I went to see the Little Ones. “Mum, I got an 'L' and Leo a 'Z'” Zenon said referring to some pretty carved initials complete with a Lion and a Zebra. “Really?” I murmured, remembering the indistinguishable dark-headed little-boy shapes in the beds last night, and realizing that if the pillowcases had been swapped, Leo would get the complicated geodesic dome kit and a Dragon book that he couldn't read, and Zenon would end up with the more babyish Dinosaur Cook Book and a Gruffalo story. “Maybe your stockings got mixed up. Why don't you swap?”
“Oh no, I want the 'L' so that I can remember Leo when I grow up!”
Alex and Sophia joined us upstairs in the kitchen, Alex in a black Iron Maiden hoodie that Mother Christmas had managed to find somewhere. After Best Beloved decapitated the turkey and I stuffed it with marscapone, garlic, lemon and herbs, seasoned it, tented it in tinfoil, and stuck it in the oven for its three and a half hour soujourn, we did the gift exchanging under the tree.
My haul included some nice sheepskin slippers, a set of super speakers for my PC “So that you can compete with AC-DC” smirked Best Beloved, and some much needed tea towels as well as a voucher for a facial.
The rest of the morning passed in a blurr of peeling potatoes, picking and prepping the beets, carrots, and broccoli, basting the turkey, and putting everything in the oven or on the stove top and the same time.
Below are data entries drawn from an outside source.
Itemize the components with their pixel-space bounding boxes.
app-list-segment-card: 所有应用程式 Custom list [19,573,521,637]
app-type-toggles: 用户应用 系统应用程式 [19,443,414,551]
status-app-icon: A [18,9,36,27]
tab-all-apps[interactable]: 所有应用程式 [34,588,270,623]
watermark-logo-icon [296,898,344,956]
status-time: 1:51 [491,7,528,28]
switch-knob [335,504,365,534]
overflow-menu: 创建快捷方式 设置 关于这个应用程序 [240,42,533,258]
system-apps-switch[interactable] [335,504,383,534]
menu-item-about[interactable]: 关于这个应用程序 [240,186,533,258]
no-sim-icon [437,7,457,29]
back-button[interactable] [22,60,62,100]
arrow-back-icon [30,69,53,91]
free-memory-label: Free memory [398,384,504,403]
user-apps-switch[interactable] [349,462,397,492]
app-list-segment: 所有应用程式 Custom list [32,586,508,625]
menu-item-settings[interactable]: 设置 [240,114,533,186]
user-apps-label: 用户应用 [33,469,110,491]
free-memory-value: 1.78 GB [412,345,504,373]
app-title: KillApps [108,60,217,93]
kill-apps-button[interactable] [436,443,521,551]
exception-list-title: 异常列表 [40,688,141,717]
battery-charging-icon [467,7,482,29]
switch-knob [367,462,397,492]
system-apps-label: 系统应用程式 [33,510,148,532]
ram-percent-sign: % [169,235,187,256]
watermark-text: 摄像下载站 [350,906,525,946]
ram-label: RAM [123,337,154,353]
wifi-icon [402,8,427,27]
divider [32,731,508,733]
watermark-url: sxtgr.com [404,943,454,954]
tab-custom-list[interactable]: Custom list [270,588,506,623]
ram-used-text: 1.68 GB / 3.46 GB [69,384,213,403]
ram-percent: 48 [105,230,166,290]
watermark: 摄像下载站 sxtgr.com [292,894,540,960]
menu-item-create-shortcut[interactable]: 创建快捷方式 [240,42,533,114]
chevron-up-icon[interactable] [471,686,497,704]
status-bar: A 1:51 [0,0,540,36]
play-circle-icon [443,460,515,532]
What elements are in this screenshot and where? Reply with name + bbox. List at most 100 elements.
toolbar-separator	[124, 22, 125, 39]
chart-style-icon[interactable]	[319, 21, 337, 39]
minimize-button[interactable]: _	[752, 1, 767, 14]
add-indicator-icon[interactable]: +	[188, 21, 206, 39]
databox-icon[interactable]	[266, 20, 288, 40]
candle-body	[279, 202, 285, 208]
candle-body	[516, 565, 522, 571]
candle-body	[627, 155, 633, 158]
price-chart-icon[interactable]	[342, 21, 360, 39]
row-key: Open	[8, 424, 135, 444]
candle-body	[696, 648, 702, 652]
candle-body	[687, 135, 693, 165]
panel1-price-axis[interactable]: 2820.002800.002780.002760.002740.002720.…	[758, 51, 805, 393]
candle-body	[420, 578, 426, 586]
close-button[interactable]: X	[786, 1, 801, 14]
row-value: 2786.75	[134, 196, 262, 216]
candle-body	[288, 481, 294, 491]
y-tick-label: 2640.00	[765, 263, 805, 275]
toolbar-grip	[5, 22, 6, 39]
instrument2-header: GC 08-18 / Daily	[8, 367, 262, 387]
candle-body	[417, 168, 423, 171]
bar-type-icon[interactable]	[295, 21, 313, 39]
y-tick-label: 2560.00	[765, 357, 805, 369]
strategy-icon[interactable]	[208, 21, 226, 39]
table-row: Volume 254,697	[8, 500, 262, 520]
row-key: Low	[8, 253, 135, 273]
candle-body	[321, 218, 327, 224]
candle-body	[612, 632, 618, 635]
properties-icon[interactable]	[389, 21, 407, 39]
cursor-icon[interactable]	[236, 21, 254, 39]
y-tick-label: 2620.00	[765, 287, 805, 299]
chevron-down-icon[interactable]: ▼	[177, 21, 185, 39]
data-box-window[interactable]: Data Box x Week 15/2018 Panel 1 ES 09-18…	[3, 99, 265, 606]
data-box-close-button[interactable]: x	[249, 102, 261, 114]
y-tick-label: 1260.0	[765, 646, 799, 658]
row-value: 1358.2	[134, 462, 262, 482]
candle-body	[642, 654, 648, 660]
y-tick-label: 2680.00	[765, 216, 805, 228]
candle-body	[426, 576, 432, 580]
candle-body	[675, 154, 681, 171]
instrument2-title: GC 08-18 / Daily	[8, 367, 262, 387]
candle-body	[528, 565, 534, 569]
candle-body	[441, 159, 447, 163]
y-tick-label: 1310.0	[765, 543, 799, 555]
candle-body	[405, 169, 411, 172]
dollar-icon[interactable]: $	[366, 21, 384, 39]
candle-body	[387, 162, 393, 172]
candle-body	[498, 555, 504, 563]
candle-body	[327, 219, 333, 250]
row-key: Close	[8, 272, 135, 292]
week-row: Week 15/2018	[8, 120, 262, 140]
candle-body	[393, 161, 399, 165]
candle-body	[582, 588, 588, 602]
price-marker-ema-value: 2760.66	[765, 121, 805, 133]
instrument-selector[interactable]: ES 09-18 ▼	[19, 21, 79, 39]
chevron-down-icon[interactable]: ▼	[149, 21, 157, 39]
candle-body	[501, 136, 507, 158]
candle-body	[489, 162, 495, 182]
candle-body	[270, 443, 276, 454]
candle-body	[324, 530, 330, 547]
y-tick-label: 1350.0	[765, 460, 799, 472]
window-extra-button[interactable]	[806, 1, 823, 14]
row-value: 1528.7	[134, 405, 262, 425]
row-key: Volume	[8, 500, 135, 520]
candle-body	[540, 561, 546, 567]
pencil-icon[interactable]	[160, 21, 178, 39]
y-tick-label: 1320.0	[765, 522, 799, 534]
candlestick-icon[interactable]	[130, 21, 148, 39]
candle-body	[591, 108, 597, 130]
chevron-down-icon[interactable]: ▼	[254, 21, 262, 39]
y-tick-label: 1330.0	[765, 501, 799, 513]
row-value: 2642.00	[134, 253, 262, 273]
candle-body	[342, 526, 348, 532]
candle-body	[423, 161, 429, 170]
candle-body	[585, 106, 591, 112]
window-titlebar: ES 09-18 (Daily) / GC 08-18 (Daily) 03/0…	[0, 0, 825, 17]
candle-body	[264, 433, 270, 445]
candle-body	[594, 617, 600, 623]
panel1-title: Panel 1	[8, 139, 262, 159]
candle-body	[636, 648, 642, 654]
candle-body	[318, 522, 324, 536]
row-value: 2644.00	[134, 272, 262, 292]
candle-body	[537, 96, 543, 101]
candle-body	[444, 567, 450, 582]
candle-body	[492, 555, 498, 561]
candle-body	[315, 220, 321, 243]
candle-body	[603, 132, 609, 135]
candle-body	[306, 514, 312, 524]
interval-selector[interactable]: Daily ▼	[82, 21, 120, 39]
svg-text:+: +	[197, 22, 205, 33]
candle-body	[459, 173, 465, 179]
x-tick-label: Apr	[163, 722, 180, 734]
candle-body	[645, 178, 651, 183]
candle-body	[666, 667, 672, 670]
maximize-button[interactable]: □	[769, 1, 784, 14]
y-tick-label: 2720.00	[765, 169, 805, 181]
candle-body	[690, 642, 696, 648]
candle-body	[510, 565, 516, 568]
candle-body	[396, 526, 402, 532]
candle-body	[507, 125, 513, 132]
Others took care of the table, and I quickly made a batch of mince pies just in case my First-Attempt-at-a-Christmas-Pudding turned out to be a Total Disaster.
Best Beloved's parents arrived as I was putting the finishing touches to lunch: Alex helped me get the starter – smoked salmon on herb pancakes with sour cream and caper dressing – onto the table, and the meal began.
It was all tasty, everyone – the grown-ups, anyway (Little Ones and Sophia disappeared with “Ugh, I don't like turkey!” and we let them go) enjoyed everything, and the pudding was, if not a hit, a sensation.
“Is that the thing that's been sitting on the shelf in the corner of the larder for the last three months?” asked Best Beloved.
“Three months?” echoed his mother. “Like that?” I explained as best I could in Greek the making of the pud. Doubtful looks were exchanged among the Cypriot contingent, but my in-laws are game for most things that their sons throw them, and if one of their daughters-in-law was going to serve mouse-bait, no-one would accuse them of chickening out.
“Now,” I continued. “We have to pour brandy or something over it and set it alight. I remember my parents doing this when I was small, but I've never actually done it.” The doubtful looks increased and accelerated but a lighter was produced.
“Alex, get the fire extinguisher and stand by,” directed Best Beloved.
It wasn't bad. Gamely my in-laws finished their portions. “Interesting!” they said and “Powerful!” “I'm not sure if I like it, Manamou,” said Best Beloved. “But it's certainly potent...”
And that was Christmas lunch. My in-laws don't linger. They stayed and chatted a little longer, Ha and I cleaned up, Best Beloved went off to sleep (Cypriot male post-prandial prerogative) and everyone else settled down to play with their new toys.
Later, Best Beloved called me over to him on the back verandah. He pointed to the north: “What was the weather forecast the other day?”
“They did say snow,” I replied, following his gaze to the distant mountains.
“It must be as low as Platres,” I said. “They've got a White Christmas up there!”